The psyche is split in two. The part that we don’t want to see or feel, is called the ‘Shadow’ and the part that we accept is called the ‘Persona.’ The shadow is the bad or dark side of our personality. In reality, neither the shadow, nor the Persona are an accurate representation of who we are underneath.

They are both exaggerations or distortions of us as each only conveys a part. The shadow includes early childhood experiences that we haven’t deal with that were too traumatic for us to process consciously. The shadow also includes all our fears and demons that run our lives on an unconscious level.

The persona is the part of us that we’re comfortable with and that we allow others to see. Over a period of time we develop our persona in order to win the acceptance and approval of others. That if we make ourselves lovable, we will receive love. The persona is a mask that we wear in an attempt to hide our pain.

We believe that if we can hide our pain, then we won’t have to deal with the pain. The mask, however tells a different story. It’s a facade. Wearing the mask is an attempt to hide what we really feel inside. For others, it is hard to find or understand the person behind the mask unless the mask comes off.

Some relationships between people are relationships between their masks. In the beginning what we deal with isn’t often disclosed, but it is only a matter of time before the mask wear thin and the person behind the mask reveals his or her true self, how they are through a damaged psyche. Sadly, when the psyche is damaged, it splits in two and as a result we begin to feel mentally challenged.

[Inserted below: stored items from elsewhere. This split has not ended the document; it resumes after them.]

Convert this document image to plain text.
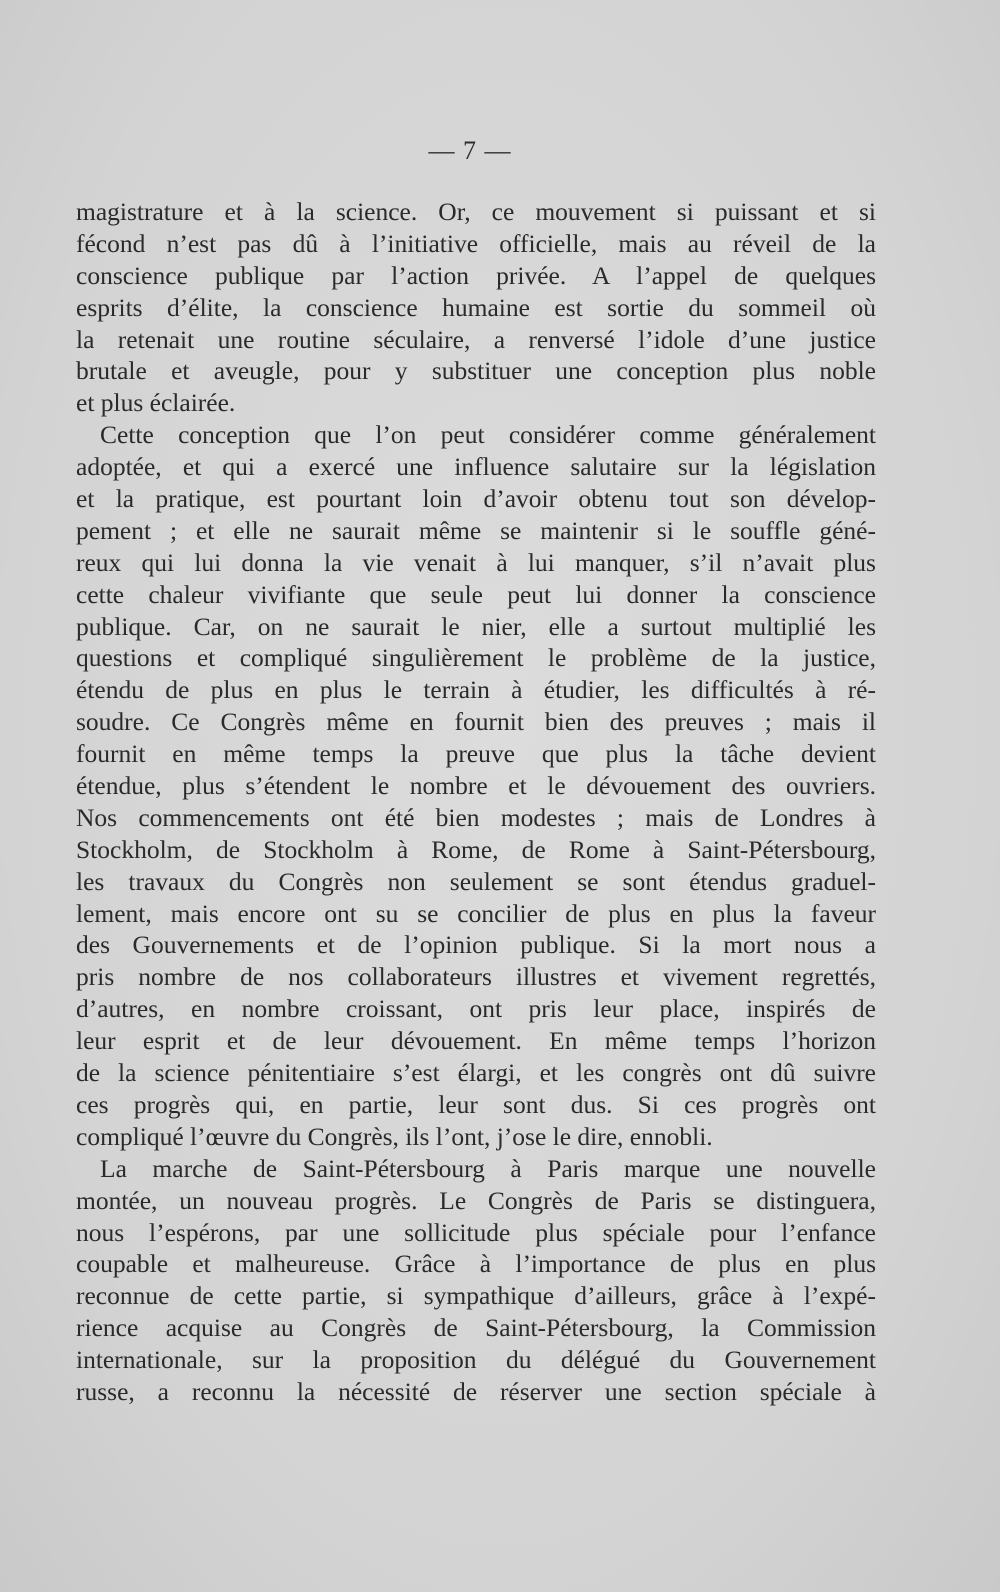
— 7 —

magistrature et à la science. Or, ce mouvement si puissant et si
fécond n’est pas dû à l’initiative officielle, mais au réveil de la
conscience publique par l’action privée. A l’appel de quelques
esprits d’élite, la conscience humaine est sortie du sommeil où
la retenait une routine séculaire, a renversé l’idole d’une justice
brutale et aveugle, pour y substituer une conception plus noble
et plus éclairée.

Cette conception que l’on peut considérer comme généralement
adoptée, et qui a exercé une influence salutaire sur la législation
et la pratique, est pourtant loin d’avoir obtenu tout son dévelop-
pement ; et elle ne saurait même se maintenir si le souffle géné-
reux qui lui donna la vie venait à lui manquer, s’il n’avait plus
cette chaleur vivifiante que seule peut lui donner la conscience
publique. Car, on ne saurait le nier, elle a surtout multiplié les
questions et compliqué singulièrement le problème de la justice,
étendu de plus en plus le terrain à étudier, les difficultés à ré-
soudre. Ce Congrès même en fournit bien des preuves ; mais il
fournit en même temps la preuve que plus la tâche devient
étendue, plus s’étendent le nombre et le dévouement des ouvriers.
Nos commencements ont été bien modestes ; mais de Londres à
Stockholm, de Stockholm à Rome, de Rome à Saint-Pétersbourg,
les travaux du Congrès non seulement se sont étendus graduel-
lement, mais encore ont su se concilier de plus en plus la faveur
des Gouvernements et de l’opinion publique. Si la mort nous a
pris nombre de nos collaborateurs illustres et vivement regrettés,
d’autres, en nombre croissant, ont pris leur place, inspirés de
leur esprit et de leur dévouement. En même temps l’horizon
de la science pénitentiaire s’est élargi, et les congrès ont dû suivre
ces progrès qui, en partie, leur sont dus. Si ces progrès ont
compliqué l’œuvre du Congrès, ils l’ont, j’ose le dire, ennobli.

La marche de Saint-Pétersbourg à Paris marque une nouvelle
montée, un nouveau progrès. Le Congrès de Paris se distinguera,
nous l’espérons, par une sollicitude plus spéciale pour l’enfance
coupable et malheureuse. Grâce à l’importance de plus en plus
reconnue de cette partie, si sympathique d’ailleurs, grâce à l’expé-
rience acquise au Congrès de Saint-Pétersbourg, la Commission
internationale, sur la proposition du délégué du Gouvernement
russe, a reconnu la nécessité de réserver une section spéciale à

For those who believe people are broken, being broken doesn’t just happen. But it starts with the past, with our families and once we begin to see and understand our experiences and deal with and put those behind us, the psyche has a chance to heal. When the psyche is affected, mental capacities become a challenge and personalities sadly change.

That when we deal with our past, both parts of the psyche return to completeness, it heals and we begin to get a realistic sense of who we are.


24 Mar, 2018

4 thoughts on “The wounded psyche

  1. I believe that we are born whole, become disunited and spend our lives searching for that sense of wholeness again.

    Understanding how our psyche work can help heal the wounds inflicted by the inevitable dramas of our daily lives.

  2. Often times the enemy is us hiding behind barriers with pride in our voices. This facade has over a million views, but we’re the only ones watching.

    Thanks Brad, your comment is very profound.

    1. Thanks Tim. Yes, we hide behind the barriers because we’re too scared to face the truth or deal with our wounds.

      But as Brad, you and I know understanding how the psyche works is the first step to any form of healing.

      And as hard as it is to do, it’s harder being on the other side, watching others live their lives and we just stagnate.